To further explain this, let us first understand how the immune system works. When there is a foreign body or a harmful substance in the body, the immune system works at getting rid of this. It does so by producing an army of special cells called T-Cells which patrol the blood and look for any foreign bodies they can attack. The T-cells then produce chemicals that aid in killing these foreign substances. Here is where psoriasis comes into play; it occurs when the immune system starts producing these chemicals even when there is no threat to get rid of. As you can imagine, this causes one’s skin to be constantly under attack and inflamed.
Causes of psoriasis
It is quite difficult to tell what exactly causes psoriasis. However, some of the causes of the disease include:
- Genetics: if you have a family history of psoriasis, it is more likely that you will develop this disease
- Age: the risk of developing psoriasis increases with age
- Medications: Drugs such as beta-blockers and lithium can cause an outbreak of psoriasis
- Stress: Being under a lot of stress or feeling anxious can trigger psoriatic symptoms
- Infections: Sometimes viruses and bacteria can lead to having an outbreak of psoriasis
Symptoms and Diagnosis
The symptoms of psoriasis vary from person to person. However, some common symptoms include scaling, peeling of the skin that is often silvery and thick and itching red patches on the skin.
Often than not, many people confuse psoriasis with eczema because of similar symptoms. If you are not sure, it is best to immediately reach out to a reputable company helping people with chronic skin conditions. This way, the doctors can diagnose your condition more efficiently.

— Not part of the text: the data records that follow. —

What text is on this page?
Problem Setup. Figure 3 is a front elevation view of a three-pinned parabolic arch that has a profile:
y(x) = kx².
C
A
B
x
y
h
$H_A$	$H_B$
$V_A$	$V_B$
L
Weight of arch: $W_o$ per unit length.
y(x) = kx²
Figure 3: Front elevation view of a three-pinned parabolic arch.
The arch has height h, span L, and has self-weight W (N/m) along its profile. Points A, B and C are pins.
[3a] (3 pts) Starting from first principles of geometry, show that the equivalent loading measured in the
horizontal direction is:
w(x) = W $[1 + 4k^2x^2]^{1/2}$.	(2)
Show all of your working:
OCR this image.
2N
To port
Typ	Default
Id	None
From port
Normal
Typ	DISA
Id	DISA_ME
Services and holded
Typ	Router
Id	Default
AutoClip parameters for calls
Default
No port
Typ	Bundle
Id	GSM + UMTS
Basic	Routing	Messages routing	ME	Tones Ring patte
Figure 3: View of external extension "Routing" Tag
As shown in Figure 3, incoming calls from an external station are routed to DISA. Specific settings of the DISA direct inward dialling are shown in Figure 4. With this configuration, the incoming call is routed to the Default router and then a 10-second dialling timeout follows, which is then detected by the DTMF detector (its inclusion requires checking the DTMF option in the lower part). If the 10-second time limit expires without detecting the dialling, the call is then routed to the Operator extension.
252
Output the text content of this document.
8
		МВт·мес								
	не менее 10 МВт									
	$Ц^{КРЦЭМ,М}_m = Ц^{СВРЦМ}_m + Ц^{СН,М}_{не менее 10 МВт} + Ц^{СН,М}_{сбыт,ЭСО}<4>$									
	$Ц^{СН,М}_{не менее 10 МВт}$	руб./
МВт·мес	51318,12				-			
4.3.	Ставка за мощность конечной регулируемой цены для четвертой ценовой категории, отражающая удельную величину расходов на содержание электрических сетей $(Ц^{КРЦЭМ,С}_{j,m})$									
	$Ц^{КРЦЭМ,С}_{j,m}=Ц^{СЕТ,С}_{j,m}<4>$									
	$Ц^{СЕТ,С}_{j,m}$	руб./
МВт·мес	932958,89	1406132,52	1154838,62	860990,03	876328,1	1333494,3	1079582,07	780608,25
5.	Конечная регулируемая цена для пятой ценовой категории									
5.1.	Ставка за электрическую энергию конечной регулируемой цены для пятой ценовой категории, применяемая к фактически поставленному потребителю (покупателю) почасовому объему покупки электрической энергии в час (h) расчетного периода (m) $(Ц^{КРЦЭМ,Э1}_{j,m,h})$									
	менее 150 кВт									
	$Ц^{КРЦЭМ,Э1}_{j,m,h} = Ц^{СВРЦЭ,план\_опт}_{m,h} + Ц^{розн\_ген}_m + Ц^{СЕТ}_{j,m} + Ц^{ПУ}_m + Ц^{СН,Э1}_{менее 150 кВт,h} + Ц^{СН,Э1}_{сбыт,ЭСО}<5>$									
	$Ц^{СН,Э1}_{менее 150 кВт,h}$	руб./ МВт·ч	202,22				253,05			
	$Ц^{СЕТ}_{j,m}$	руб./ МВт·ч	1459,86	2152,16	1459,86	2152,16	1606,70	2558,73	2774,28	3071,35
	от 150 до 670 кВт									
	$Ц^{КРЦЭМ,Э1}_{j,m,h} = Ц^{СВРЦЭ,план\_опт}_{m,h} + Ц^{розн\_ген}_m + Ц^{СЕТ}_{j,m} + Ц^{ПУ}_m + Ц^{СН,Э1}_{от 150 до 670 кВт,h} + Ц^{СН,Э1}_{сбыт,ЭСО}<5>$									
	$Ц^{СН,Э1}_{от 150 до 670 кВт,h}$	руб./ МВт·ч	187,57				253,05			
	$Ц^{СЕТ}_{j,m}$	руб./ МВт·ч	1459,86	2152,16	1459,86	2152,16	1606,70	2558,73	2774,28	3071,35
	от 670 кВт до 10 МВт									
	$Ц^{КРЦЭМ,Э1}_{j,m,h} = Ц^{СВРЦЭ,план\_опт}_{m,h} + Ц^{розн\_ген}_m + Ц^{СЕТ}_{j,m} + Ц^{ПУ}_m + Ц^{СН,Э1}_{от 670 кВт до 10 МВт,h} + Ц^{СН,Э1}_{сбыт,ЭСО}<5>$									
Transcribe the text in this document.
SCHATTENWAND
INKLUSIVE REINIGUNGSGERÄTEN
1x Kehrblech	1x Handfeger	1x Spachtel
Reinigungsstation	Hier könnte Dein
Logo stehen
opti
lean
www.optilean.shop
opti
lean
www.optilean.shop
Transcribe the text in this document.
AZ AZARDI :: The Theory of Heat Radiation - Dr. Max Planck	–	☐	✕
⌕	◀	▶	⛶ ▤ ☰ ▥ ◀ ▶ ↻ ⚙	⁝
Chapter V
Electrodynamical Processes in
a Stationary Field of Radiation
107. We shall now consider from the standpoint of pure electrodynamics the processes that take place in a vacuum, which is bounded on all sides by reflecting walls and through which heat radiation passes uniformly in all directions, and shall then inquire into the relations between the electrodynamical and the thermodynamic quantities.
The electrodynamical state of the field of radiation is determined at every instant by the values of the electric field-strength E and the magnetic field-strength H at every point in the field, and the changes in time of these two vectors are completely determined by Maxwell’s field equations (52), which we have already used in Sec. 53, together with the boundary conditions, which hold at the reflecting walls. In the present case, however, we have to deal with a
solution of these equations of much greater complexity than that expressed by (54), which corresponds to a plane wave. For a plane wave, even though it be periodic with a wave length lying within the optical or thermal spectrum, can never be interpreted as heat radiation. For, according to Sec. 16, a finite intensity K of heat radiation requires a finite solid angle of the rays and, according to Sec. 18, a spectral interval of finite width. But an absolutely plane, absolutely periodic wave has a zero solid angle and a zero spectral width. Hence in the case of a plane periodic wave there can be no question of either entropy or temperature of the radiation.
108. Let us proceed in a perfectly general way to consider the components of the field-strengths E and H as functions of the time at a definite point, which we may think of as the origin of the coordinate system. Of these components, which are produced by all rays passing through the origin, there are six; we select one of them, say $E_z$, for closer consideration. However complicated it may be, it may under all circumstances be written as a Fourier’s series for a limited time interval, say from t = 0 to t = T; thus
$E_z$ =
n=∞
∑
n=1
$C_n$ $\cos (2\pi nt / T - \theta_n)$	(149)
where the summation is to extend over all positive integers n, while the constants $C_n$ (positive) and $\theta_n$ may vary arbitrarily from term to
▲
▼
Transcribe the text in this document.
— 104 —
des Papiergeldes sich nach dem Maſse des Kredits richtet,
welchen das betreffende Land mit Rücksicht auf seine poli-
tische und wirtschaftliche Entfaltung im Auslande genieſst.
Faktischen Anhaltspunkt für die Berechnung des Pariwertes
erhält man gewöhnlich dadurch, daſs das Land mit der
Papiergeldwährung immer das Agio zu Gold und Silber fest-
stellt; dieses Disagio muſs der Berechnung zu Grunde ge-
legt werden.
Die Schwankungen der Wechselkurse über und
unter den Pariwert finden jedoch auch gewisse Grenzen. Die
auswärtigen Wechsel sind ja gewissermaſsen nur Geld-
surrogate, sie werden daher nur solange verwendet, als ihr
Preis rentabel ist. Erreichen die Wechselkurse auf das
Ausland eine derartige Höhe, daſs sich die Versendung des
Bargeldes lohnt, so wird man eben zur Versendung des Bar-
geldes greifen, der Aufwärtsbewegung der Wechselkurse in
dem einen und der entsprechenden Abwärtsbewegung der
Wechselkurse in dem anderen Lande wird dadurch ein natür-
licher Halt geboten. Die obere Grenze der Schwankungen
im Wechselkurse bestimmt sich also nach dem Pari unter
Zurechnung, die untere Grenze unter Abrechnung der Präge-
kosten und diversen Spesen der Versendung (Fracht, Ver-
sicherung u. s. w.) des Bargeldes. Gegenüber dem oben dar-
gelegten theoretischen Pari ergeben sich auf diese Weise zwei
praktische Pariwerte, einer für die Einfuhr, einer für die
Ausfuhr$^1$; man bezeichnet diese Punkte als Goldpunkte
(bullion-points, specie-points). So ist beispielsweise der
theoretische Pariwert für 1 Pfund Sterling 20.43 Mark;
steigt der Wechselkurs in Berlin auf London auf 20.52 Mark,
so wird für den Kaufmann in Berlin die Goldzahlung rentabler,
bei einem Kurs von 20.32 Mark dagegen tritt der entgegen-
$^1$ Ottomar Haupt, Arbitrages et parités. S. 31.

Psoriasis is treatable; however, it can be difficult to control if not treated. The best treatment option varies from person to person and mostly depends on the severity of their condition. Here are some of the most common ways in which psoriasis is controlled:
- Watch your diet
Your diet plays a significant role in the immune system. If you are deficient in certain vitamins, your body’s immunity can be compromised. That is why it is important to make sure that you eat a balanced diet. Avoid food such as dairy products, eggs, peanuts, wheat, and soy. In addition, you can take dietary supplements to help your body fight psoriasis.
- Bathe in saltwater
Salt baths help a great way to reduce the itching and discomfort you experience as a result of psoriasis. The sea salt helps soothe your skin and bring relief from the itch by blocking pain receptors on your nerve cells. However, avoid bathing too long with warm water as it can dry up your skin.
- Light therapy
Light therapy can also help to ease the itchiness on your skin. Light therapy also includes basking in the sun and can be quite effective in reducing the symptoms of psoriasis. However, you should always follow safety guidelines when exposing your skin to ultraviolet light.
With proper diagnosis and treatment, psoriasis can be effectively managed so as to bring comfort to those who suffer from this condition. So don’t hesitate to try out these simple techniques that we have explained above.